UPDATE | Cleanup continues in wake of weekend downpour

Residents of the Scatchet Head community were still cleaning up Monday after weekend cloudbursts dumped more than 2 inches of rain in some areas of Whidbey Island.

Residents of the Scatchet Head community were still cleaning up Monday after weekend cloudbursts dumped more than 2 inches of rain in some areas of Whidbey Island.

More than 5 inches of rain was recorded from Friday night to Sunday morning in the foothills of the Cascade and Olympic mountains, the National Weather Service in Seattle reported.

“It was a pretty good-sized front for this time of year,” meteorologist Art Gaebel said.

From north to south, Whidbey Island got a drenching.

A total of 2.05 inches of rainfall was reported last week at Crockett Lake and near Coupeville, south of Snakelum Point. Fort Casey logged

1.88 inches of rain, and the weather desk at Naval Air Station Whidbey recorded 1.6 inches, according to Nancy Zaretzke of the WSU-Island County Extension.
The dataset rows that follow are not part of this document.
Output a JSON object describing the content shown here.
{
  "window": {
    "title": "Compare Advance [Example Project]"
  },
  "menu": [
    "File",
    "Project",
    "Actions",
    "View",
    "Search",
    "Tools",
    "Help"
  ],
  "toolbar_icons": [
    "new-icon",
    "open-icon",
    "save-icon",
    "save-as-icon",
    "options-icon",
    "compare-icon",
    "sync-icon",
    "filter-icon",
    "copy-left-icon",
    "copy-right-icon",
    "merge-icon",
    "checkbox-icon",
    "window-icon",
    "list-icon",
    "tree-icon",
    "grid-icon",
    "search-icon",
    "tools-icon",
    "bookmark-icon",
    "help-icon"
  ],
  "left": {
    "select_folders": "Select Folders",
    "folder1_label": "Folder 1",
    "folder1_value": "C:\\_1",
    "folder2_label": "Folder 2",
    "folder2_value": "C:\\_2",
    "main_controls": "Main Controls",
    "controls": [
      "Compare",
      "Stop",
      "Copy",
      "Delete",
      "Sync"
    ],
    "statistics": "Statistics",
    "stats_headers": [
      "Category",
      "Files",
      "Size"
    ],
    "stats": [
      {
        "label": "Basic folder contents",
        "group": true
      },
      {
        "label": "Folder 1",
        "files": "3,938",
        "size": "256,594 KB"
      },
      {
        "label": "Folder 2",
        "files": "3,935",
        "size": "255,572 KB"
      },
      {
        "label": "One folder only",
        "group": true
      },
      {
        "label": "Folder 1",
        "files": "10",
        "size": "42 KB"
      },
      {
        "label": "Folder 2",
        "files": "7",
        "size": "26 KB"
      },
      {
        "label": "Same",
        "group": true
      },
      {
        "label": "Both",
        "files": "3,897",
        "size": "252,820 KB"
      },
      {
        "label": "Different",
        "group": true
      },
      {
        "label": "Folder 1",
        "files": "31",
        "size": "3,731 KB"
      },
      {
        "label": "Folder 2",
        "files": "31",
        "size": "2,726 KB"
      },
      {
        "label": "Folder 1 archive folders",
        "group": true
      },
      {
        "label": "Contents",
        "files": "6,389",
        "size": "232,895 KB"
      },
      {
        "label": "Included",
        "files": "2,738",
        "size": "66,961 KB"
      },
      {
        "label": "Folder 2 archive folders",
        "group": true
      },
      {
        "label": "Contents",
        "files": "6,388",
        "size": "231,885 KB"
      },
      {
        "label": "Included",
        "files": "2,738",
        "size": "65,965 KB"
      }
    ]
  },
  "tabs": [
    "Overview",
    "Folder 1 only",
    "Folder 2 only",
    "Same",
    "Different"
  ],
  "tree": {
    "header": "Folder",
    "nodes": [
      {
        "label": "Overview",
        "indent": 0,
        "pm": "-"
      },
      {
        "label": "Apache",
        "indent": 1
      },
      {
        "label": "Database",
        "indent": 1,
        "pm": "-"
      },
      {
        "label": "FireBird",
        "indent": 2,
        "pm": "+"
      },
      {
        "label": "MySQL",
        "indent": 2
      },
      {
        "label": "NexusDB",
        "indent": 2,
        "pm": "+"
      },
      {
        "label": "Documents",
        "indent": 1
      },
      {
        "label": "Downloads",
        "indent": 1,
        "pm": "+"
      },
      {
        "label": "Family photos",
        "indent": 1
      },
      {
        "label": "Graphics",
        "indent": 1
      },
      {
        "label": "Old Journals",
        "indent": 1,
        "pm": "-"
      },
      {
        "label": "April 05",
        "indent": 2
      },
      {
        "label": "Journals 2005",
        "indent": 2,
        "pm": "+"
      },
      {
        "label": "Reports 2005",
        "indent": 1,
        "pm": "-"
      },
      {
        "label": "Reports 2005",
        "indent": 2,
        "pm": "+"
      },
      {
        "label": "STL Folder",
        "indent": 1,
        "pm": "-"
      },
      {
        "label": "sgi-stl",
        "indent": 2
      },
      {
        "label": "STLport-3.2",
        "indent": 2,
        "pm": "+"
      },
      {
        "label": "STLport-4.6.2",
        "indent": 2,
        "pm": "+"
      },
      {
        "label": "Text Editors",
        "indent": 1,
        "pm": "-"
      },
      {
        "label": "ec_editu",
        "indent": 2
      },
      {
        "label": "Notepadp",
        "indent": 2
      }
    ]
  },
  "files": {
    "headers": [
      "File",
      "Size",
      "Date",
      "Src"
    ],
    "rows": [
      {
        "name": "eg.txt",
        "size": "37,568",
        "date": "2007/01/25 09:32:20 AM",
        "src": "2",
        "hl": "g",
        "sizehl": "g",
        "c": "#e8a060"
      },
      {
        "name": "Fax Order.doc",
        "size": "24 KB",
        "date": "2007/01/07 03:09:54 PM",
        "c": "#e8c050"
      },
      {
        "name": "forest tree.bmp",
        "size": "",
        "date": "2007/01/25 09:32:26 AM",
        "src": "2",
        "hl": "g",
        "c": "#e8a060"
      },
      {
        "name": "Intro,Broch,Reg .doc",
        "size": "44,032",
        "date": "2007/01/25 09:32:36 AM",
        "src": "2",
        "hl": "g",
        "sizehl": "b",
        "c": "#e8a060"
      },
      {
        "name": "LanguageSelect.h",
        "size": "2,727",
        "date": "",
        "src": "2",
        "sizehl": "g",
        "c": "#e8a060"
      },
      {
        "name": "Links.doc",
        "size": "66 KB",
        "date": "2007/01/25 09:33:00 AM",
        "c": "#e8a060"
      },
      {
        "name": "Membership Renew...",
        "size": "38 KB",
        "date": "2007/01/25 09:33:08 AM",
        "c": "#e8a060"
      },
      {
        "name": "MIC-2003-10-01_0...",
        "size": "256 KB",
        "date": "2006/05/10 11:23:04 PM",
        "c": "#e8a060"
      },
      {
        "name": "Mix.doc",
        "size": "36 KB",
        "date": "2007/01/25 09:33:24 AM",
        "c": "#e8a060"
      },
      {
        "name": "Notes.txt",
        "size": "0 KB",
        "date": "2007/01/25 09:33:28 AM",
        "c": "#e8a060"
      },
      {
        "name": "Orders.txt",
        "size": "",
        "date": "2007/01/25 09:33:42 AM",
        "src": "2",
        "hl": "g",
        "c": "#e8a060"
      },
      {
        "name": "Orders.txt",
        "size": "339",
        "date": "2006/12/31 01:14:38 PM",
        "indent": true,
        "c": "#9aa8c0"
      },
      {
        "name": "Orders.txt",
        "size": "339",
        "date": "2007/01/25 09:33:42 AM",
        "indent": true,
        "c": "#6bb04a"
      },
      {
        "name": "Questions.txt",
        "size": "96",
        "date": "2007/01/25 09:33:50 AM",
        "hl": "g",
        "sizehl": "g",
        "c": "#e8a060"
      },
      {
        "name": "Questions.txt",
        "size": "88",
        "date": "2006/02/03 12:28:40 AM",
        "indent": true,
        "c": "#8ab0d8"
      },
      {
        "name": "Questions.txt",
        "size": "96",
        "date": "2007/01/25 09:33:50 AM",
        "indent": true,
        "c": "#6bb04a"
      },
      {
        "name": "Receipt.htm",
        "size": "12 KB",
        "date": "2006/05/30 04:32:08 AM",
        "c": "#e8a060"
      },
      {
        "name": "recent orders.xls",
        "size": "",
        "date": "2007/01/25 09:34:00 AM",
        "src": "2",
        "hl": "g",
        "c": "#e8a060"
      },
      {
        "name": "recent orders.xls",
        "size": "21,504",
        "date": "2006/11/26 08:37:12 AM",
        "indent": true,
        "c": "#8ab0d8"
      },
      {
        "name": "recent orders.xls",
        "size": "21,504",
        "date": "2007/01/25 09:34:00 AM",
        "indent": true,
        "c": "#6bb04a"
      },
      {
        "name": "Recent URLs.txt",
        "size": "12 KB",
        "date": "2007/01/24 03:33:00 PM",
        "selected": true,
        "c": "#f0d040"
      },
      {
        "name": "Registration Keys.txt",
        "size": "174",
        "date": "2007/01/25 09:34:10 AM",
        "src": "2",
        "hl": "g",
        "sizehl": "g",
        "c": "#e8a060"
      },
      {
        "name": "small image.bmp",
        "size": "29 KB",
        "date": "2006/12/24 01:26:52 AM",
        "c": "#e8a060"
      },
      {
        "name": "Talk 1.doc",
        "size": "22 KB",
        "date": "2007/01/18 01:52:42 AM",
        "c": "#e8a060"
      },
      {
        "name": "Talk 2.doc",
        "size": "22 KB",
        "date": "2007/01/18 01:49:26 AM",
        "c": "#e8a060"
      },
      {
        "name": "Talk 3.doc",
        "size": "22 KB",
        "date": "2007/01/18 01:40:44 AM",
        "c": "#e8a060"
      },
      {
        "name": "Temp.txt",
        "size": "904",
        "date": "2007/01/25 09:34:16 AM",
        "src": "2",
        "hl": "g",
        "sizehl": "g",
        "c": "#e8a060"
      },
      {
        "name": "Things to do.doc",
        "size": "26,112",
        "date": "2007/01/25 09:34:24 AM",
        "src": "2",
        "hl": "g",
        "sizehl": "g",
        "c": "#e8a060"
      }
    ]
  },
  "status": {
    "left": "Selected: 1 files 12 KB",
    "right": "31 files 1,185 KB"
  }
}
Trees and branches fell across South End roadways during the weekend, and several culverts became clogged with sediment and leaves. County road crews were busy Monday clearing drainage systems of debris.

Hardest hit besides Scatchet Head were the Brighton and Columbia beach areas and the drainage system under Humphrey Road leading down the hill into Glendale, said Lance Landquist, supervisor at the county’s road shop in Bayview.

Residents of Clinton Beach Place north of the ferry terminal reported an overflowing culvert. One caller said 6 inches of water was in his yard.

Some Glendale residents feared that sediment from last spring’s flash flood of Glendale Creek caused by a burst beaver dam and a failing culvert under Glendale Road would clog culverts in the tiny beach community south of Clinton and pose a flood danger in future downpours.

Glendale resident Lorinda Kay said sediment roughly 6 feet deep settled in culverts near her home during the weekend storm.

“I’m concerned that’s going to be an issue the next time it rains,” she said.

Randy Brackett, assistant county engineer, said Tuesday that “we’ll continue to make improvements down there.”

Landquist said a three-person crew worked during the weekend to clear debris, and crews were out again on Monday clearing drains and culverts. He said county officials would inspect sediment levels in the Glendale area and clear the culverts if necessary.

“It was a hard rain,” he said. “Everybody was kind of spooked because of last spring, but everything appears to be fine.”

Not so at the private beach community of Scatchet Head.

Residents put up small sandbag barricades on Driftwood Drive on Saturday after an overnight gully washer made Sweetwater Creek overflow its banks and threaten several homes along the shore.

The floodwaters were more than a foot deep in Totem Park, and the water was nearly a foot deep in yards near the tennis courts near the Scatchet Head community center. Several mudslides along Sweetwater Creek pushed mud, wood and other debris through the neighborhood, and a huge muddy plume from the creek stretched out several hundred yards into Cultus Bay.

Residents at the scene said it looked as though the high water had gone inside several homes.

A small group of residents spent Saturday morning trying to clear storm drains along Driftwood Drive. Personnel from Island County Fire District 3 were also at the scene.

“You couldn’t see the road at all when I got here,” said Rosemarie Lloyd, a Scatchet Head resident.

Harry Scott, the president of the homeowners association for the Scatchet Head community, said Monday that the stormwater runoff was the worst he has seen in the area since the 1960s.

Scott, who has a weather station at his home, said his rain gauge went up 5 inches in a span of 24 hours during the weekend.

The water was too much for the stormwater lines along Driftwood Drive to handle, even though the neighborhood has tried to improve drainage in the area in recent years.

Scott said the community installed an 18-inch line near the 24-inch pipe that handles runoff near Driftwood Drive.

Even so, problems persist.

“With continued development, it just overwhelms what’s down there,” Scott said.

Scott spent about five hours Monday cleaning out the stormwater conveyance system next to his home on Driftwood Drive. It has been upgraded twice to handle increased flows, and Scott said it will need to be expanded again to handle the amount of water that flows downslope south from Swede Hill. It will be the third upgrade in 25 years.

“When I moved in, what was coming off the hill, you barely noticed,” he said.

Although South End roadways were covered with water Friday night and Saturday, no major traffic disruptions were reported,

Fire District 3 Assistant Chief Paul Busch said Monday.

“We had a lot of calls, but nothing serious,” Busch said. However, a vehicle ran into a power pole about 2 p.m. Saturday and knocked out power to about 50 homes in the Bush Point Road area of Freeland, he said.

Some flooding was also reported at Freeland Park during the weekend.

Drenching rain also dampened homecoming activities at Friday night’s South Whidbey-Granite Falls football game at aptly named Waterman Field in Langley.

The forecast is for little rain for the remainder of the week, with the possibility of another storm front moving in next week, Gaebel of the weather service said.

“This is nothing unusual for this time of year,” Gaebel said. “If you’re looking for more warm summer days, they’re history.”